Write the system of equations as an augmented matrix. Then solve for x and y.
5x-4y=12
-5x+3y=9
+5 -4 12 divide by 5 to get 1
-5 +3 +9
+1 -4/5 12/5 multiply by 5 and add
-5 +3.0 +9
+1 -4/5 12/5
+0 -1.0 21 multiply by -1
+1 -4/5 12/5
+0 +1.0 -21 so y = -21
now multiply second eqn by 4/5 and add to first
+1 -4/5 12/5
+0 +4/5 -84/5
+1 +0 -72/5
+0 +1 -21
x = -72/5, y = -21
To write the system of equations as an augmented matrix, we can simply arrange the coefficients of x and y as well as the constants on the right-hand side of the equations.
The augmented matrix can be written as:
[5 -4 | 12]
[-5 3 | 9]
To solve for x and y, we can use row operations to transform the augmented matrix into row-echelon form or reduced row-echelon form.
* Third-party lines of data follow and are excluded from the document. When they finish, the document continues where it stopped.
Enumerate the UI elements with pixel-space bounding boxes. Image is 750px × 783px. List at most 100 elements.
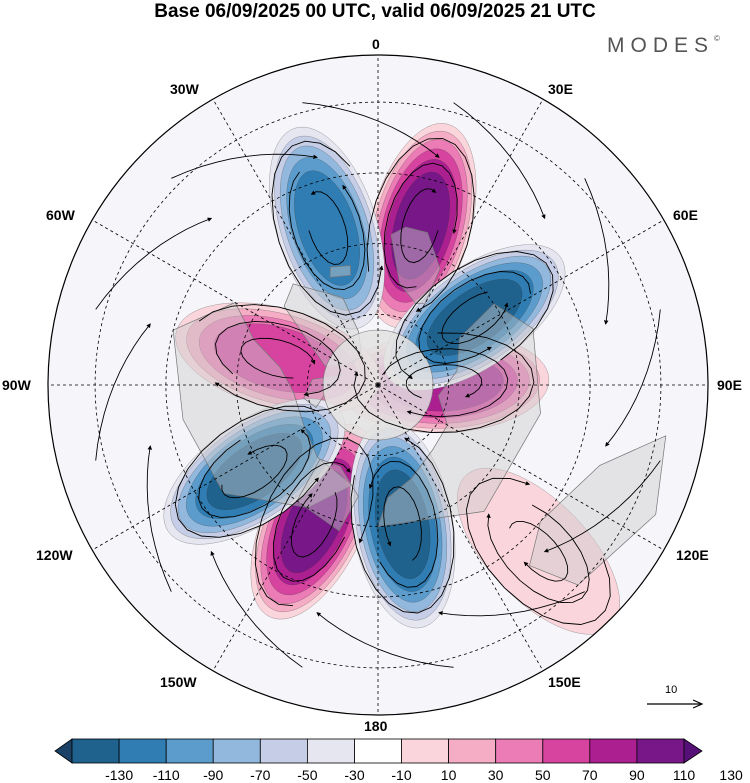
reference-vector-arrow [647, 699, 704, 709]
streamline [271, 140, 384, 316]
meridian-150 [377, 384, 544, 671]
lon-label-120e: 120E [676, 547, 709, 563]
streamline [316, 612, 454, 668]
land-alaska [296, 458, 359, 532]
streamline [605, 309, 661, 447]
colorbar-swatch-8 [401, 738, 449, 764]
colorbar-tick-label: 70 [582, 767, 598, 783]
streamline [438, 591, 585, 617]
streamline [368, 460, 439, 588]
map-boundary [47, 54, 709, 716]
streamline [383, 486, 422, 561]
colorbar-tick-label: -90 [203, 767, 224, 783]
streamline [441, 291, 509, 345]
parallel-75 [306, 313, 450, 457]
negative-anomaly-6 [383, 244, 566, 391]
streamline [302, 102, 440, 158]
streamline [174, 405, 320, 538]
colorbar-swatch-2 [118, 738, 167, 764]
land-iceland [329, 265, 351, 278]
colorbar-tick-label: -50 [297, 767, 318, 783]
brand-mark: © [714, 34, 720, 43]
positive-anomaly-0 [365, 123, 477, 329]
streamline [400, 188, 439, 264]
streamline [584, 178, 610, 325]
streamline [405, 364, 483, 399]
brand-name: MODES [607, 34, 715, 57]
streamline [383, 162, 458, 289]
streamline [95, 323, 151, 461]
lon-label-60w: 60W [46, 207, 75, 223]
anomaly-contour [206, 433, 303, 510]
streamlines [95, 102, 661, 668]
anomaly-contour [280, 470, 348, 574]
colorbar-swatch-12 [589, 738, 638, 764]
anomaly-contour [391, 171, 450, 280]
meridian-240 [92, 384, 379, 551]
meridian-120 [377, 384, 664, 551]
streamline [240, 337, 316, 379]
colorbar-swatch-6 [306, 738, 355, 764]
polar-map [47, 54, 709, 716]
colorbar-tick-label: -130 [105, 767, 134, 783]
map-title: Base 06/09/2025 00 UTC, valid 06/09/2025… [154, 1, 596, 22]
colorbar-tick-label: -110 [152, 767, 180, 783]
anomaly-contour [294, 170, 360, 286]
colorbar-swatch-5 [259, 738, 308, 764]
streamline [146, 445, 172, 592]
colorbar-tick-label: 110 [672, 767, 696, 783]
positive-anomaly-3 [250, 424, 378, 620]
streamline [465, 477, 611, 625]
streamline [171, 153, 318, 179]
colorbar-tick-label: 90 [629, 767, 645, 783]
colorbar-swatch-11 [542, 738, 591, 764]
colorbar-swatch-10 [495, 738, 544, 764]
lon-label-120w: 120W [36, 547, 73, 563]
colorbar-swatch-14 [683, 738, 703, 764]
lon-label-30w: 30W [170, 81, 199, 97]
streamline [215, 320, 341, 397]
colorbar-swatch-9 [448, 738, 497, 764]
meridian-30 [377, 99, 544, 386]
colorbar-tick-label: -30 [344, 767, 365, 783]
colorbar-swatch-3 [165, 738, 214, 764]
lon-label-150w: 150W [160, 674, 197, 690]
streamline [353, 332, 535, 433]
lon-label-180: 180 [364, 718, 388, 734]
colorbar-tick-label: -70 [250, 767, 271, 783]
streamline [95, 217, 213, 310]
streamline [221, 444, 288, 499]
lon-label-30e: 30E [548, 81, 573, 97]
lon-label-150e: 150E [548, 674, 581, 690]
streamline [308, 190, 349, 265]
streamline [543, 460, 661, 553]
colorbar-tick-label: 10 [440, 767, 457, 783]
streamline [350, 437, 455, 614]
streamline [273, 461, 351, 582]
meridian-300 [92, 219, 379, 386]
streamline [395, 251, 554, 380]
colorbar-swatch-7 [354, 738, 402, 764]
streamline [453, 102, 546, 220]
streamline [418, 271, 531, 364]
meridian-210 [212, 384, 379, 671]
streamline [198, 304, 366, 413]
streamline [290, 492, 338, 558]
colorbar-swatch-4 [212, 738, 261, 764]
parallel-60 [236, 243, 520, 527]
anomaly-fill [163, 123, 621, 635]
lon-label-0: 0 [372, 36, 380, 52]
streamline [509, 520, 569, 582]
streamline [366, 137, 475, 312]
modes-logo: MODES© [607, 34, 720, 58]
colorbar-tick-label: -10 [391, 767, 412, 783]
reference-vector-value: 10 [665, 684, 678, 696]
colorbar [54, 738, 703, 764]
streamline [382, 348, 509, 418]
streamline [288, 171, 366, 291]
streamline [486, 504, 590, 603]
colorbar-tick-label: 30 [487, 767, 504, 783]
lon-label-90e: 90E [717, 377, 742, 393]
lon-label-60e: 60E [673, 207, 698, 223]
streamline [198, 428, 311, 518]
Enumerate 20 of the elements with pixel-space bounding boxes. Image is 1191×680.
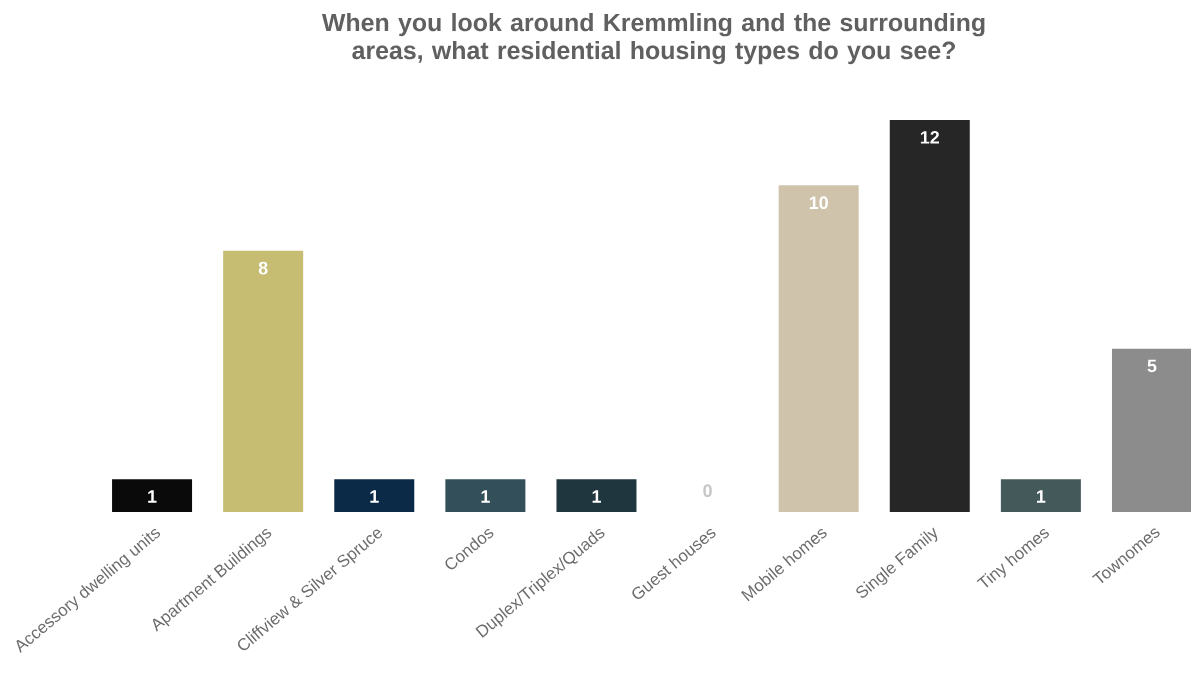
data-label: 1 — [592, 490, 601, 503]
data-label: 5 — [1147, 359, 1157, 373]
bar — [1000, 479, 1081, 512]
bar — [778, 185, 859, 512]
data-label: 1 — [1037, 490, 1046, 503]
data-label: 1 — [481, 490, 490, 503]
data-label: 10 — [809, 196, 828, 210]
bar — [556, 479, 637, 512]
data-label: 1 — [148, 490, 157, 503]
bar — [445, 479, 526, 512]
data-label: 1 — [370, 490, 379, 503]
data-label: 12 — [920, 131, 940, 144]
bar — [1111, 348, 1191, 512]
chart-title: When you look around Kremmling and the surrounding areas, what residential housing types do you see? — [321, 13, 985, 65]
bar — [889, 120, 970, 512]
data-label: 8 — [258, 261, 268, 275]
bar — [334, 479, 415, 512]
bar — [223, 250, 304, 512]
bar — [112, 479, 193, 512]
data-label: 0 — [703, 484, 712, 497]
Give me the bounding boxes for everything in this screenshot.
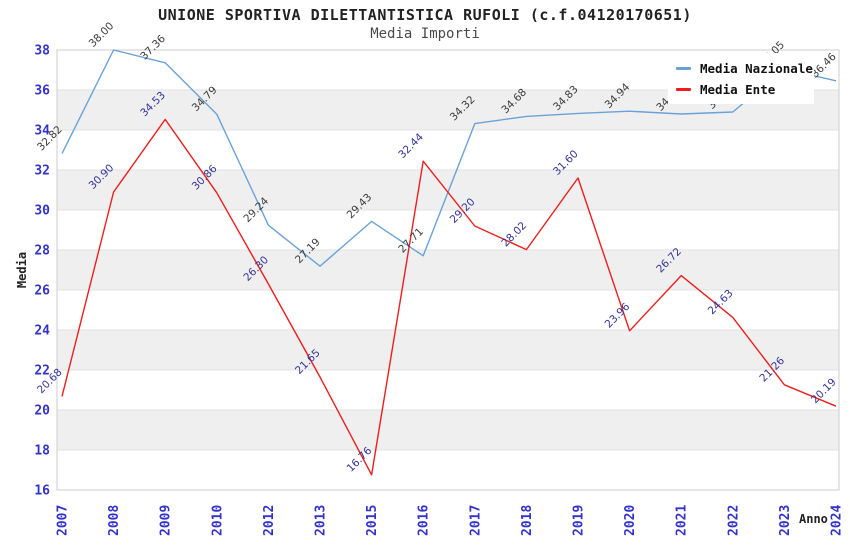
y-tick-label: 36 — [34, 84, 50, 99]
x-tick-label: 2009 — [159, 505, 174, 536]
x-tick-label: 2007 — [56, 505, 71, 536]
legend-label-media-nazionale: Media Nazionale — [700, 61, 813, 76]
series-line-media-ente[interactable] — [61, 118, 837, 476]
data-label: 38.00 — [87, 20, 117, 50]
grid-band — [57, 250, 839, 290]
x-tick-label: 2008 — [107, 505, 122, 536]
x-tick-label: 2022 — [726, 505, 741, 536]
x-tick-label: 2019 — [572, 505, 587, 536]
legend-swatch-media-nazionale — [676, 67, 691, 70]
chart-title: UNIONE SPORTIVA DILETTANTISTICA RUFOLI (… — [158, 6, 692, 24]
x-tick-label: 2020 — [623, 505, 638, 536]
y-tick-label: 24 — [34, 324, 50, 339]
legend-swatch-media-ente — [676, 88, 691, 91]
chart-subtitle: Media Importi — [370, 26, 480, 42]
x-tick-label: 2021 — [675, 505, 690, 536]
grid-band — [57, 170, 839, 210]
legend: Media Nazionale Media Ente — [668, 53, 814, 104]
series-line-media-nazionale[interactable] — [61, 49, 837, 267]
y-tick-label: 16 — [34, 484, 50, 499]
x-tick-label: 2024 — [830, 505, 845, 536]
y-tick-label: 34 — [34, 124, 50, 139]
data-label: 28.02 — [499, 220, 529, 250]
legend-label-media-ente: Media Ente — [700, 82, 776, 97]
data-label: 24.63 — [706, 287, 736, 317]
plot-border — [56, 49, 840, 491]
x-tick-label: 2017 — [468, 505, 483, 536]
x-tick-label: 2010 — [210, 505, 225, 536]
x-tick-label: 2012 — [262, 505, 277, 536]
y-tick-label: 26 — [34, 284, 50, 299]
y-tick-label: 18 — [34, 444, 50, 459]
y-tick-label: 22 — [34, 364, 50, 379]
grid-band — [57, 330, 839, 370]
legend-item-media-nazionale[interactable]: Media Nazionale — [676, 58, 814, 79]
y-tick-label: 32 — [34, 164, 50, 179]
grid-band — [57, 410, 839, 450]
y-tick-label: 28 — [34, 244, 50, 259]
legend-item-media-ente[interactable]: Media Ente — [676, 79, 814, 100]
x-tick-label: 2013 — [314, 505, 329, 536]
y-tick-label: 38 — [34, 44, 50, 59]
data-label: 37.36 — [138, 33, 168, 63]
data-label: 32.44 — [396, 131, 426, 161]
x-axis-title: Anno — [799, 512, 828, 526]
x-tick-label: 2018 — [520, 505, 535, 536]
x-tick-label: 2023 — [778, 505, 793, 536]
x-tick-label: 2015 — [365, 505, 380, 536]
y-tick-label: 30 — [34, 204, 50, 219]
x-tick-label: 2016 — [417, 505, 432, 536]
y-tick-label: 20 — [34, 404, 50, 419]
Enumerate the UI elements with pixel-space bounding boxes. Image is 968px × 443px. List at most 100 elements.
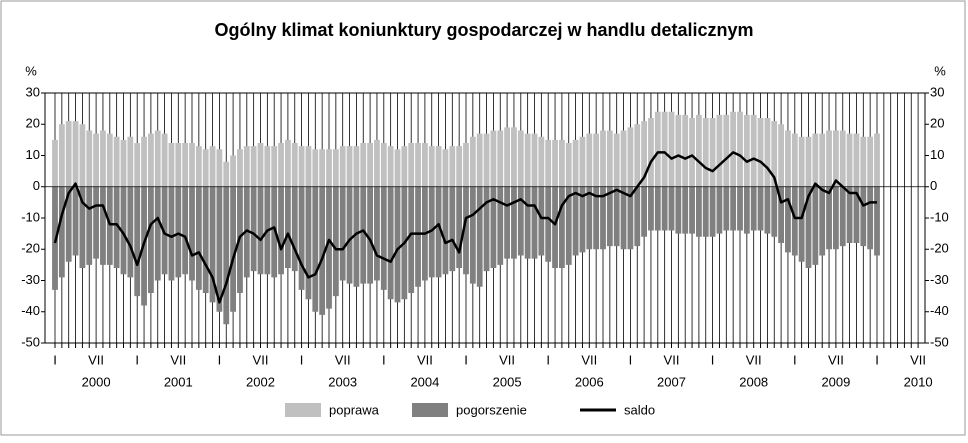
bar	[72, 186, 79, 256]
bar	[449, 146, 456, 187]
bar	[237, 149, 243, 187]
bar	[278, 186, 284, 275]
bar	[456, 186, 463, 268]
y-tick-label: -50	[21, 334, 40, 349]
x-tick-label: I	[382, 352, 386, 367]
bar	[476, 186, 483, 287]
bar	[730, 186, 737, 231]
bar	[696, 114, 702, 187]
year-label: 2004	[410, 374, 439, 389]
bar	[867, 186, 874, 250]
bar	[846, 186, 853, 243]
saldo-line	[53, 151, 877, 304]
bar	[387, 146, 394, 187]
bar	[93, 186, 99, 259]
bar	[374, 139, 380, 187]
bar	[291, 186, 298, 272]
bar	[853, 186, 860, 243]
bar	[182, 143, 189, 187]
y2-tick-label: -20	[930, 241, 949, 256]
bar	[531, 133, 538, 187]
year-label: 2000	[82, 374, 111, 389]
x-tick-label: VII	[746, 352, 762, 367]
bar	[216, 186, 223, 312]
bar	[723, 114, 730, 187]
bar	[497, 186, 504, 265]
bar	[422, 143, 428, 187]
bar	[250, 186, 257, 272]
bar	[175, 186, 182, 278]
x-tick-label: VII	[499, 352, 515, 367]
x-tick-label: I	[464, 352, 468, 367]
bar	[565, 143, 572, 187]
bar	[572, 139, 579, 187]
bar	[805, 136, 812, 187]
bar	[394, 149, 401, 187]
x-tick-label: I	[218, 352, 222, 367]
bar	[305, 186, 312, 300]
bar	[230, 186, 236, 312]
x-tick-label: I	[546, 352, 550, 367]
bar	[572, 186, 579, 256]
bar	[833, 130, 839, 187]
bar	[750, 186, 757, 231]
bar	[654, 111, 661, 187]
bar	[606, 186, 613, 247]
bar	[579, 186, 586, 253]
plot-border	[44, 92, 926, 344]
bar	[202, 149, 209, 187]
bar	[189, 186, 195, 281]
bar	[442, 149, 449, 187]
bar	[367, 143, 373, 187]
bar	[257, 186, 264, 275]
bar	[517, 130, 524, 187]
bar	[161, 133, 168, 187]
bar	[271, 186, 278, 278]
bar	[415, 186, 421, 287]
bar	[668, 111, 675, 187]
bar	[559, 186, 565, 268]
bar	[134, 143, 141, 187]
bar	[490, 130, 497, 187]
bar	[223, 186, 230, 325]
bar	[696, 186, 702, 237]
y2-tick-label: 10	[930, 147, 944, 162]
bar	[463, 143, 469, 187]
bar	[394, 186, 401, 303]
bar	[326, 149, 332, 187]
bar	[791, 133, 798, 187]
bar	[127, 136, 134, 187]
bar	[853, 133, 860, 187]
bar	[154, 186, 161, 281]
bar	[127, 186, 134, 278]
bar	[339, 146, 346, 187]
x-tick-label: I	[135, 352, 139, 367]
bar	[613, 186, 620, 247]
bar	[606, 130, 613, 187]
bar	[812, 186, 819, 265]
bar	[469, 136, 476, 187]
bar	[175, 143, 182, 187]
x-tick-label: VII	[88, 352, 104, 367]
bar	[805, 186, 812, 268]
bar	[839, 130, 846, 187]
bar	[387, 186, 394, 300]
bar	[517, 186, 524, 256]
bar	[689, 118, 695, 187]
bar	[743, 186, 750, 234]
bar	[757, 186, 764, 231]
bar	[428, 146, 435, 187]
x-tick-label: I	[875, 352, 879, 367]
y2-tick-label: 20	[930, 116, 944, 131]
bar	[490, 186, 497, 268]
bar	[380, 143, 387, 187]
x-tick-label: I	[300, 352, 304, 367]
bar	[730, 111, 737, 187]
bar	[408, 186, 415, 293]
bar	[661, 111, 668, 187]
bar	[798, 136, 805, 187]
bar	[524, 186, 531, 259]
bar	[428, 186, 435, 278]
bar	[120, 186, 127, 275]
bar	[538, 186, 545, 256]
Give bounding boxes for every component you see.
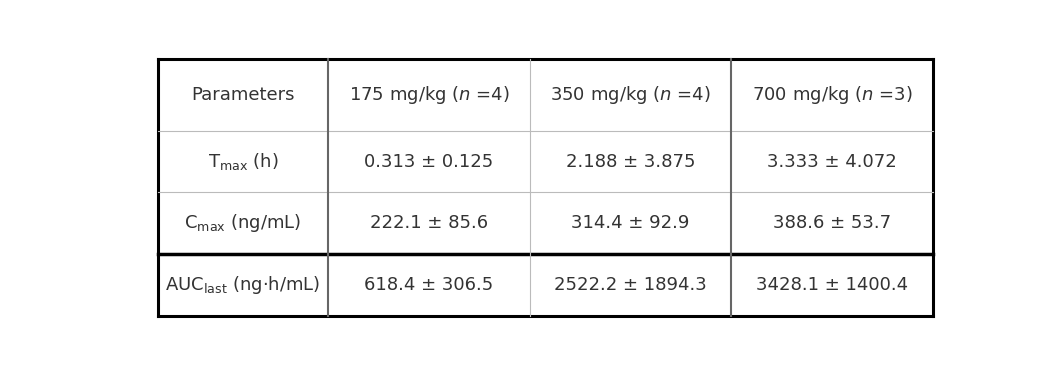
Text: 2.188 ± 3.875: 2.188 ± 3.875: [566, 152, 695, 171]
Text: 350 mg/kg ($\it{n}$ =4): 350 mg/kg ($\it{n}$ =4): [550, 84, 711, 106]
Text: 388.6 ± 53.7: 388.6 ± 53.7: [774, 214, 892, 232]
Text: 222.1 ± 85.6: 222.1 ± 85.6: [370, 214, 488, 232]
Text: Parameters: Parameters: [192, 86, 295, 104]
Text: 700 mg/kg ($\it{n}$ =3): 700 mg/kg ($\it{n}$ =3): [751, 84, 913, 106]
Text: 2522.2 ± 1894.3: 2522.2 ± 1894.3: [554, 276, 706, 294]
Text: 618.4 ± 306.5: 618.4 ± 306.5: [364, 276, 494, 294]
Text: 314.4 ± 92.9: 314.4 ± 92.9: [571, 214, 689, 232]
Text: T$_{\mathregular{max}}$ (h): T$_{\mathregular{max}}$ (h): [207, 151, 279, 172]
Text: AUC$_{\mathregular{last}}$ (ng·h/mL): AUC$_{\mathregular{last}}$ (ng·h/mL): [165, 274, 320, 296]
Text: C$_{\mathregular{max}}$ (ng/mL): C$_{\mathregular{max}}$ (ng/mL): [184, 212, 302, 234]
Text: 3428.1 ± 1400.4: 3428.1 ± 1400.4: [757, 276, 909, 294]
Text: 175 mg/kg ($\it{n}$ =4): 175 mg/kg ($\it{n}$ =4): [349, 84, 510, 106]
Text: 3.333 ± 4.072: 3.333 ± 4.072: [767, 152, 897, 171]
Text: 0.313 ± 0.125: 0.313 ± 0.125: [364, 152, 494, 171]
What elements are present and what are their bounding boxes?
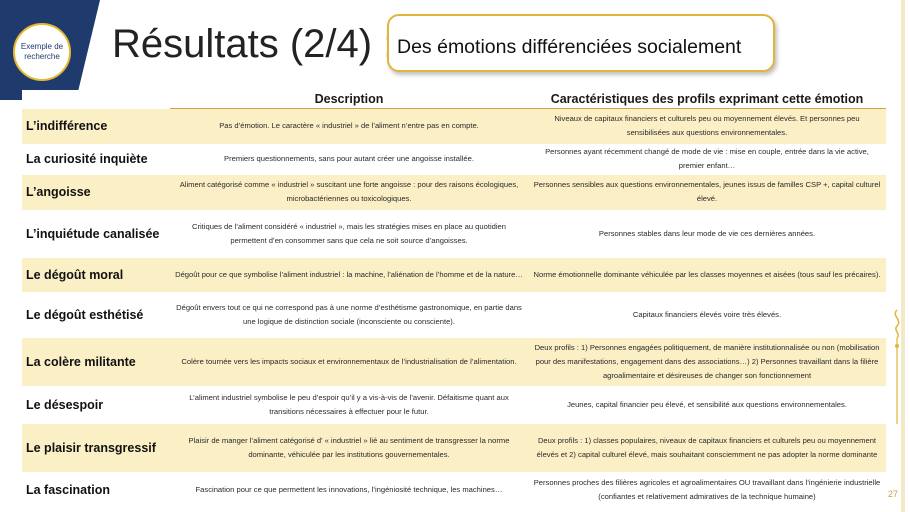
table-header-row: Description Caractéristiques des profils… [22, 90, 886, 109]
header-empty [22, 90, 170, 109]
emotion-label: La colère militante [22, 337, 170, 386]
description-cell: L’aliment industriel symbolise le peu d’… [170, 385, 528, 424]
emotion-label: La curiosité inquiète [22, 143, 170, 175]
description-cell: Fascination pour ce que permettent les i… [170, 471, 528, 508]
description-cell: Pas d’émotion. Le caractère « industriel… [170, 108, 528, 144]
table-row: L’angoisse Aliment catégorisé comme « in… [22, 174, 886, 210]
description-cell: Dégoût pour ce que symbolise l’aliment i… [170, 257, 528, 292]
table-row: L’inquiétude canalisée Critiques de l’al… [22, 209, 886, 258]
table-row: Le dégoût moral Dégoût pour ce que symbo… [22, 257, 886, 292]
description-cell: Plaisir de manger l’aliment catégorisé d… [170, 423, 528, 472]
page-title: Résultats (2/4) : [112, 22, 395, 66]
profiles-cell: Personnes stables dans leur mode de vie … [528, 209, 886, 258]
table-row: Le désespoir L’aliment industriel symbol… [22, 385, 886, 424]
table-row: Le dégoût esthétisé Dégoût envers tout c… [22, 291, 886, 338]
example-badge: Exemple de recherche [13, 23, 71, 81]
table-row: Le plaisir transgressif Plaisir de mange… [22, 423, 886, 472]
emotion-label: Le dégoût moral [22, 257, 170, 292]
table-row: L’indifférence Pas d’émotion. Le caractè… [22, 108, 886, 144]
emotion-label: La fascination [22, 471, 170, 508]
right-border-line [901, 0, 905, 512]
table-row: La curiosité inquiète Premiers questionn… [22, 143, 886, 175]
results-table: Description Caractéristiques des profils… [22, 90, 886, 508]
description-cell: Aliment catégorisé comme « industriel » … [170, 174, 528, 210]
table-row: La colère militante Colère tournée vers … [22, 337, 886, 386]
subtitle: Des émotions différenciées socialement [397, 36, 742, 58]
profiles-cell: Deux profils : 1) classes populaires, ni… [528, 423, 886, 472]
profiles-cell: Personnes proches des filières agricoles… [528, 471, 886, 508]
badge-text: Exemple de recherche [20, 42, 64, 61]
profiles-cell: Norme émotionnelle dominante véhiculée p… [528, 257, 886, 292]
emotion-label: L’angoisse [22, 174, 170, 210]
description-cell: Critiques de l’aliment considéré « indus… [170, 209, 528, 258]
emotion-label: Le désespoir [22, 385, 170, 424]
page-number: 27 [888, 489, 899, 499]
emotion-label: L’inquiétude canalisée [22, 209, 170, 258]
emotion-label: Le dégoût esthétisé [22, 291, 170, 338]
description-cell: Dégoût envers tout ce qui ne correspond … [170, 291, 528, 338]
description-cell: Premiers questionnements, sans pour auta… [170, 143, 528, 175]
profiles-cell: Personnes sensibles aux questions enviro… [528, 174, 886, 210]
profiles-cell: Deux profils : 1) Personnes engagées pol… [528, 337, 886, 386]
description-cell: Colère tournée vers les impacts sociaux … [170, 337, 528, 386]
table-row: La fascination Fascination pour ce que p… [22, 471, 886, 508]
profiles-cell: Capitaux financiers élevés voire très él… [528, 291, 886, 338]
profiles-cell: Jeunes, capital financier peu élevé, et … [528, 385, 886, 424]
profiles-cell: Personnes ayant récemment changé de mode… [528, 143, 886, 175]
emotion-label: L’indifférence [22, 108, 170, 144]
decorative-vine-icon [887, 306, 907, 426]
header-profiles: Caractéristiques des profils exprimant c… [528, 90, 886, 109]
profiles-cell: Niveaux de capitaux financiers et cultur… [528, 108, 886, 144]
subtitle-box: Des émotions différenciées socialement [387, 14, 775, 72]
emotion-label: Le plaisir transgressif [22, 423, 170, 472]
header-description: Description [170, 90, 528, 109]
Let's solve it using the Gaussian elimination method:
First, let's multiply the first equation by -1 to eliminate x:
-1 * [5 -4 | 12] = [-5 4 | -12]
Now, add the second equation to the first equation:
[-5 4 | -12]
+ [-5 3 | 9]
=
[0 7 | -3]
Now, divide the second row by 7 to simplify the equation:
[0 1 | -3/7]
This means that y = -3/7.
Now, substitute y = -3/7 into the first equation:
5x - 4(-3/7) = 12
5x + 12/7 = 12
Multiply the equation by 7 to get rid of the fraction:
35x + 12 = 84
35x = 84 - 12
35x = 72
x = 72/35
Therefore, the solution to the system of equations is x = 72/35 and y = -3/7.
To write the system of equations as an augmented matrix, we will transfer the coefficients and constant terms to a matrix form.
The system of equations is:
5x - 4y = 12
-5x + 3y = 9
The coefficients of x and y, as well as the constant terms, will go into the matrix.
The augmented matrix is formed by arranging the coefficients of x and y, and the constant terms, in a matrix with vertical bars representing the equal sign.
So, the augmented matrix will look like this:
[5 -4 | 12]
[-5 3 | 9]
To solve for x and y using the augmented matrix, we will perform row operations to transform the matrix into row-echelon form or reduced row-echelon form.
Let's now perform the row operations to solve the system of equations.
**Step-by-step Solution:**
1. Perform the required row operations to get a leading coefficient of 1 in the first row.
- Divide the first row by 5: R1/5 -> R1
- The augmented matrix becomes:
[1 -4/5 | 12/5]
[-5 3 | 9]
2. Perform the required row operations to eliminate the coefficient of x in the second row.
- Multiply the first row by 5 and add it to the second row: 5*R1 + R2 -> R2
- The augmented matrix becomes:
[1 -4/5 | 12/5]
[0 1/5 | 3/5]
3. Perform the required row operations to get a leading coefficient of 1 in the second row.
- Divide the second row by 1/5: (1/5)*R2 -> R2
- The augmented matrix becomes:
[1 -4/5 | 12/5]
[0 1 | 3/5]
4. Perform the required row operations to eliminate the coefficient of y in the first row.
- Multiply the second row by 4/5 and add it to the first row: (4/5)*R2 + R1 -> R1
- The augmented matrix becomes:
[1 0 | 12/5 - (4/5)*(3/5)]
[0 1 | 3/5]
5. Simplify the augmented matrix.
- Perform the necessary calculations to simplify the entries:
[1 0 | 12/5 - 12/25]
[0 1 | 3/5]
6. Final step, interpret the augmented matrix.
- The simplified augmented matrix represents the solution to the system of equations. The first row tells us that x = 12/5 - 12/25 = 48/25 - 12/25 = 36/25. The second row tells us that y = 3/5.
The solution to the system of equations is x = 36/25 and y = 3/5.